E se tentasse sair da ratoeira abandonando o euro e regressar à Peseta? Estará a preparar-se para o fazer? A resposta a ambas as perguntas é que provavelmente não. Espanha estaria melhor se nunca tivesse adoptado o euro, mas tentar sair criaria uma enorme crise bancária, porque os depositantes correriam aos depósitos noutras moedas. A não ser que de qualquer maneira essa crise aconteça, o que parece plausível, na Grécia e cada vez mais na Irlanda, mas menos provável ou até impossível em Espanha, é difícil imaginar um governo espanhol disposto a correr o risco que representaria sair da moeda única. O país está de facto prisioneiro do euro, sem grandes alternativas.
Nos Estados Unidos temos a sorte de não termos sido apanhados numa ratoeira semelhante. Continuamos com a velha moeda, com a flexibilidade que isso permite. A propósito, isto também acontece no Reino Unido, com défices e dívida pública comparáveis com os de Espanha, mas sem que os investidores pressintam a possibilidade de incumprimento.

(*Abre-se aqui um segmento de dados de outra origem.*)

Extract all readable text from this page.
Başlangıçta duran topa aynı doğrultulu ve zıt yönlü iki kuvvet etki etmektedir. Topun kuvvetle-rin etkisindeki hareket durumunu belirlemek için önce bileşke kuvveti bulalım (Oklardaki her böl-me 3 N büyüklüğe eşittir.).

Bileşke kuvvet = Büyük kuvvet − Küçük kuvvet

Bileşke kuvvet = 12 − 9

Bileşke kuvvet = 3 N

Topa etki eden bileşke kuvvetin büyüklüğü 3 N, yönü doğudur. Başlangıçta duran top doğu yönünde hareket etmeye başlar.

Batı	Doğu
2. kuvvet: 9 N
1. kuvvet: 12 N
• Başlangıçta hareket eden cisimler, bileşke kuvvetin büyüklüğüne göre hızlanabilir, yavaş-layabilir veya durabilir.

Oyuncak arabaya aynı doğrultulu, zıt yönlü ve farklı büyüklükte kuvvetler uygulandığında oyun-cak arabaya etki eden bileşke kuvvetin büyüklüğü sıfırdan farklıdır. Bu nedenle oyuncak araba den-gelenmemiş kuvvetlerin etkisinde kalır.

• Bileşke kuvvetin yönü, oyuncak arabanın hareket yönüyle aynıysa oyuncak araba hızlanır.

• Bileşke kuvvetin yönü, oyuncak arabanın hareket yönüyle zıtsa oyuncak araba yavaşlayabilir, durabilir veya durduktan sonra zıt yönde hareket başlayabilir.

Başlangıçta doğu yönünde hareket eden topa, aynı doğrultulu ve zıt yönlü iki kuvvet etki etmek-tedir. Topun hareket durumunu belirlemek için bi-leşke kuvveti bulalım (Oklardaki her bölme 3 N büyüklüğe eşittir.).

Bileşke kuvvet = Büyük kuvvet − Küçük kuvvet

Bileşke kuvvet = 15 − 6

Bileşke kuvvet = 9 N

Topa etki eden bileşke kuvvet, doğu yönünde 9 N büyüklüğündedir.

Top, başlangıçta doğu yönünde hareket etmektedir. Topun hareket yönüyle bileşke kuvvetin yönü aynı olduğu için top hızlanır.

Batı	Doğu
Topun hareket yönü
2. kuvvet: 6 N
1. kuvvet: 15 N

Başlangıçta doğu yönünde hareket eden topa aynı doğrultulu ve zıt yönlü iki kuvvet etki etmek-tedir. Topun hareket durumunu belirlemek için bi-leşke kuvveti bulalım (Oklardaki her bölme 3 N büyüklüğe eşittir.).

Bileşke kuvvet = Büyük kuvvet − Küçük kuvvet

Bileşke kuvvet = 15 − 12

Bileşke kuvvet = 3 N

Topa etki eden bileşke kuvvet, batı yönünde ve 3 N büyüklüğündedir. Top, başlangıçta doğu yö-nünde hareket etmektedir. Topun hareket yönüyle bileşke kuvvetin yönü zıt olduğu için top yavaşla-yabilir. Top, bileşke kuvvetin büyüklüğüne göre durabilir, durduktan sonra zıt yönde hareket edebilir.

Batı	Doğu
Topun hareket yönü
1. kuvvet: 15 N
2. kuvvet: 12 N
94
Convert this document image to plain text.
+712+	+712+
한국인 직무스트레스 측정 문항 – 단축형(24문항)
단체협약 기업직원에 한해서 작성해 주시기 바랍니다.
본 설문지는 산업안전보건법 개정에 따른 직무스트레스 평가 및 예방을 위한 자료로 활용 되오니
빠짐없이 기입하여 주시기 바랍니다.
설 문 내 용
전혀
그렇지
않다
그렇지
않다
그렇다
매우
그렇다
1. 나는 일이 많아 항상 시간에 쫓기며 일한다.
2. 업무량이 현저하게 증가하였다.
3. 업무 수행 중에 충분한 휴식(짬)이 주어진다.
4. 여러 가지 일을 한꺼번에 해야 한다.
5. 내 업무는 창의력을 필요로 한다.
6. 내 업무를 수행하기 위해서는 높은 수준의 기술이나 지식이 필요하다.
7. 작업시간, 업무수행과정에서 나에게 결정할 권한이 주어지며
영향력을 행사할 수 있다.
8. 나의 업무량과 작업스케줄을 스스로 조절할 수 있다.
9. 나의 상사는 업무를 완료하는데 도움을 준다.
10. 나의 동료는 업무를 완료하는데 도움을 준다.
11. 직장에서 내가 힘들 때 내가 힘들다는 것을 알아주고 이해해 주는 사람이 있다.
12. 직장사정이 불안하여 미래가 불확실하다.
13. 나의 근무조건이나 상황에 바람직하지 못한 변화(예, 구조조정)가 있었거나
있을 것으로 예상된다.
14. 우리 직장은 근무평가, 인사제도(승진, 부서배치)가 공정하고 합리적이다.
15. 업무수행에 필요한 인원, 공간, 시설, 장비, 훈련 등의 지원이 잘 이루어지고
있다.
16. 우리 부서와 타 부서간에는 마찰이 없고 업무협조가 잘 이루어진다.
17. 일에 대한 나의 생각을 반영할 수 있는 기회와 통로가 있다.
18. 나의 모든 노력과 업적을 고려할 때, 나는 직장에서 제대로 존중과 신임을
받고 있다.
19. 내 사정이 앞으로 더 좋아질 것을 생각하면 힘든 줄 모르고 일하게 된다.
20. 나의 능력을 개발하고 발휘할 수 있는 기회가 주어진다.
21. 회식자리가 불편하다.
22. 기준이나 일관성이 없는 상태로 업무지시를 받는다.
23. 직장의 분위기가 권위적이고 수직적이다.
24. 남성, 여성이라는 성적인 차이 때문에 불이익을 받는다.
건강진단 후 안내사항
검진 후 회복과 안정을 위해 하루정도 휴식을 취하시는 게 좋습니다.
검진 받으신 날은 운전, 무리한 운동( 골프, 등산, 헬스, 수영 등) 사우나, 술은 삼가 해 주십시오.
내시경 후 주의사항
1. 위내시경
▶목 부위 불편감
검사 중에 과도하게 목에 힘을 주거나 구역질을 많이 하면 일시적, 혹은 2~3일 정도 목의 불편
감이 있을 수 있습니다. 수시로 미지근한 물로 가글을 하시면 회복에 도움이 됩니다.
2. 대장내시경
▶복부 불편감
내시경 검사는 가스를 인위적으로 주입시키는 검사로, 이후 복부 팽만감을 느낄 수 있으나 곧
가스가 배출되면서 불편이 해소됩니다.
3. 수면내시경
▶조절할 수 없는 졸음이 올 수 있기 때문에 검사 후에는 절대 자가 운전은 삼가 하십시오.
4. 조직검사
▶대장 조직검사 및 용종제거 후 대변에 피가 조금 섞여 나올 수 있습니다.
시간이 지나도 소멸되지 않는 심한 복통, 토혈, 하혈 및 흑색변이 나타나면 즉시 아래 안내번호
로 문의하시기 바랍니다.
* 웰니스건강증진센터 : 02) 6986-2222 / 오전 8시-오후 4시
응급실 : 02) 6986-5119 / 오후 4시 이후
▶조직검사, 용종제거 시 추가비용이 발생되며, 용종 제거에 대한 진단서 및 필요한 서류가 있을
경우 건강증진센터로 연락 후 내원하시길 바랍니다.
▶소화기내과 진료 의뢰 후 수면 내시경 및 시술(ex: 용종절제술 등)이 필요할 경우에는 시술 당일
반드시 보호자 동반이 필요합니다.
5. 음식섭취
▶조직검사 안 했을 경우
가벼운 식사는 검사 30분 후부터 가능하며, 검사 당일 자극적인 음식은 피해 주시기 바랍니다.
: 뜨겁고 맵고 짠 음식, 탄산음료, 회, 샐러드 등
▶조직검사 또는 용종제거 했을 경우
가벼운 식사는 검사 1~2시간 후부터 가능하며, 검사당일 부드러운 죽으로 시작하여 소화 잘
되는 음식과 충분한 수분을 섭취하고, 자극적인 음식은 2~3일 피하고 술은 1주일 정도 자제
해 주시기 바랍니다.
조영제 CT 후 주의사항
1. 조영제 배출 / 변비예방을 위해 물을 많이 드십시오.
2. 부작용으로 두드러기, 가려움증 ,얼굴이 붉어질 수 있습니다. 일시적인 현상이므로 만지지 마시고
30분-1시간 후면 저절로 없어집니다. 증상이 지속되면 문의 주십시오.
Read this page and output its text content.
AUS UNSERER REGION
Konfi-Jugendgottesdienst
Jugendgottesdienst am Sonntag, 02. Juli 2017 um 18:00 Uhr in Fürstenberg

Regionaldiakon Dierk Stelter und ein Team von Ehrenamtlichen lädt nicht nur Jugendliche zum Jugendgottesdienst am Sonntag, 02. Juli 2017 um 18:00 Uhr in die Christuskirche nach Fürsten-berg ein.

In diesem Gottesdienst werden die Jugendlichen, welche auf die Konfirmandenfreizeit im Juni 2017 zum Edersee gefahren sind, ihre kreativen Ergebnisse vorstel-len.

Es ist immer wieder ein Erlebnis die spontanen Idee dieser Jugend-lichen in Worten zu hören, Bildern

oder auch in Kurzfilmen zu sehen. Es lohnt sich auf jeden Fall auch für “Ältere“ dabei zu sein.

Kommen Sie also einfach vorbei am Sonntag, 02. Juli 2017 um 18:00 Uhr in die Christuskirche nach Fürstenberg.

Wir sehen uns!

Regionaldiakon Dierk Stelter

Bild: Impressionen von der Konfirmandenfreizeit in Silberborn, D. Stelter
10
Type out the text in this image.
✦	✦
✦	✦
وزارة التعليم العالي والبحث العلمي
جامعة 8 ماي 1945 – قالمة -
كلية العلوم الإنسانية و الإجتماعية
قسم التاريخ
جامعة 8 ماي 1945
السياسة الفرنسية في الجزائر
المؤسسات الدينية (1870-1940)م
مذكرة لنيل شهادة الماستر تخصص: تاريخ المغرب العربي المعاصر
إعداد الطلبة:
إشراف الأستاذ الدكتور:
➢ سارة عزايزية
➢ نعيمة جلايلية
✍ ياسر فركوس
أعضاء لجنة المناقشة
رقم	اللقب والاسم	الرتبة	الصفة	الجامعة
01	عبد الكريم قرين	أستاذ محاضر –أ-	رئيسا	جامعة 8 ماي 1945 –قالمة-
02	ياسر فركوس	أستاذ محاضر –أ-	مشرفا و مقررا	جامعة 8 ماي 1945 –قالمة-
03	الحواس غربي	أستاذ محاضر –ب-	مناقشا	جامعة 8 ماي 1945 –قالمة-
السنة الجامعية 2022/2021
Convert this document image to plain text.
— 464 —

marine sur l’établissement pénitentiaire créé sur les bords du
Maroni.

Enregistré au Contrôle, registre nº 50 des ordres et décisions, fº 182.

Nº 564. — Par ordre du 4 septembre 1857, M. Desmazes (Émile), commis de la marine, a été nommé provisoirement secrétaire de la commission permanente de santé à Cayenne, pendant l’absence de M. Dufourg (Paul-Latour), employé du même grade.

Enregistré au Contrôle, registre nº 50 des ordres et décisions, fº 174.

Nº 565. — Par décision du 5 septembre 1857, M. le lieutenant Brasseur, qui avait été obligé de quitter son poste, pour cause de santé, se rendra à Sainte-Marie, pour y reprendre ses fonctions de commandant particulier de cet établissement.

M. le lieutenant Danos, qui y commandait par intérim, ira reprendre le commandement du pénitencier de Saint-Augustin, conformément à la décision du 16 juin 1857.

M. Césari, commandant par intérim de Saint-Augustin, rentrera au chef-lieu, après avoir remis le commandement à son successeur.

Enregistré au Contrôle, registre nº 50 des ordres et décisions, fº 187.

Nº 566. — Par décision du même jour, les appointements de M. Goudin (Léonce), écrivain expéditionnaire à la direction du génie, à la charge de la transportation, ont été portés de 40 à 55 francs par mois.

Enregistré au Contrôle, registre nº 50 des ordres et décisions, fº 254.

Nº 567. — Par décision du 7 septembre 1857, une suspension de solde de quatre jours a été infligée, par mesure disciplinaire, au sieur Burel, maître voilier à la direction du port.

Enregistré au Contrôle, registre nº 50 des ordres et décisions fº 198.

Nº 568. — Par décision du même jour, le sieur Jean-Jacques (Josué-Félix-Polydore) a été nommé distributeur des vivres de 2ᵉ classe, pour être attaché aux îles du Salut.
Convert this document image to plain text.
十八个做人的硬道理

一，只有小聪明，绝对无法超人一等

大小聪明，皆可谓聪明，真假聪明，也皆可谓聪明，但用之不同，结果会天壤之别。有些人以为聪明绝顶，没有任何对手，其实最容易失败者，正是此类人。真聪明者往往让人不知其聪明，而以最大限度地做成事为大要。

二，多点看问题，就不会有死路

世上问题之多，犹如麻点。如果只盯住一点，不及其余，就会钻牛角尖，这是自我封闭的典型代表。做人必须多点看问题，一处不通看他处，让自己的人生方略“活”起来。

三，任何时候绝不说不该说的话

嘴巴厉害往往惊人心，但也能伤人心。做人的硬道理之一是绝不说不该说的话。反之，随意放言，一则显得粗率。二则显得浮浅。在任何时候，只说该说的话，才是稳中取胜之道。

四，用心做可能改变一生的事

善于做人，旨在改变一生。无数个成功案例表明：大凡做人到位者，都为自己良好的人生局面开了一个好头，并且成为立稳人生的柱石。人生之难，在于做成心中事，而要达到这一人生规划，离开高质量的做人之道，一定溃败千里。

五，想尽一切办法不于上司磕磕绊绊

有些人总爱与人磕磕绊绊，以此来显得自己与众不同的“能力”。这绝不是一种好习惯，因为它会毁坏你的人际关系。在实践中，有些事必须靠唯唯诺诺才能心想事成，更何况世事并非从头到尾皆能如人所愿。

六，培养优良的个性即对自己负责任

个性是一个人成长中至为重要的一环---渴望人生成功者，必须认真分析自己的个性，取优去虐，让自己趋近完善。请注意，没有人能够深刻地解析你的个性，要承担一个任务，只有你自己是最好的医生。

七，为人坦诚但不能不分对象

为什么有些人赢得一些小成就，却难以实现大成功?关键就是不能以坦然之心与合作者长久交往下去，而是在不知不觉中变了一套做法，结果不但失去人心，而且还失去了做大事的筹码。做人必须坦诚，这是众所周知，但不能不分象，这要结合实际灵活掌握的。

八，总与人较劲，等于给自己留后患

O nosso problema está em que há uma facção política poderosa a tentar manietar a Reserva Federal. Na realidade, a tentar anular a única vantagem que temos sobre os pobres espanhóis. Os ataques dos republicanos ao Fed – com as exigências de que pare de promover a recuperação económica e em vez disso se concentre em fortalecer o dólar e em combater os perigos imaginários de inflação – equivalem a uma exigência de que nos encerremos voluntariamente na prisão espanhola. Esperemos que o Fed não lhes dê ouvidos. As coisas nos Estados Unidos estão mal, mas podiam estar muito pior. Se a facção dura conseguir o que quer, é o que acabará por acontecer.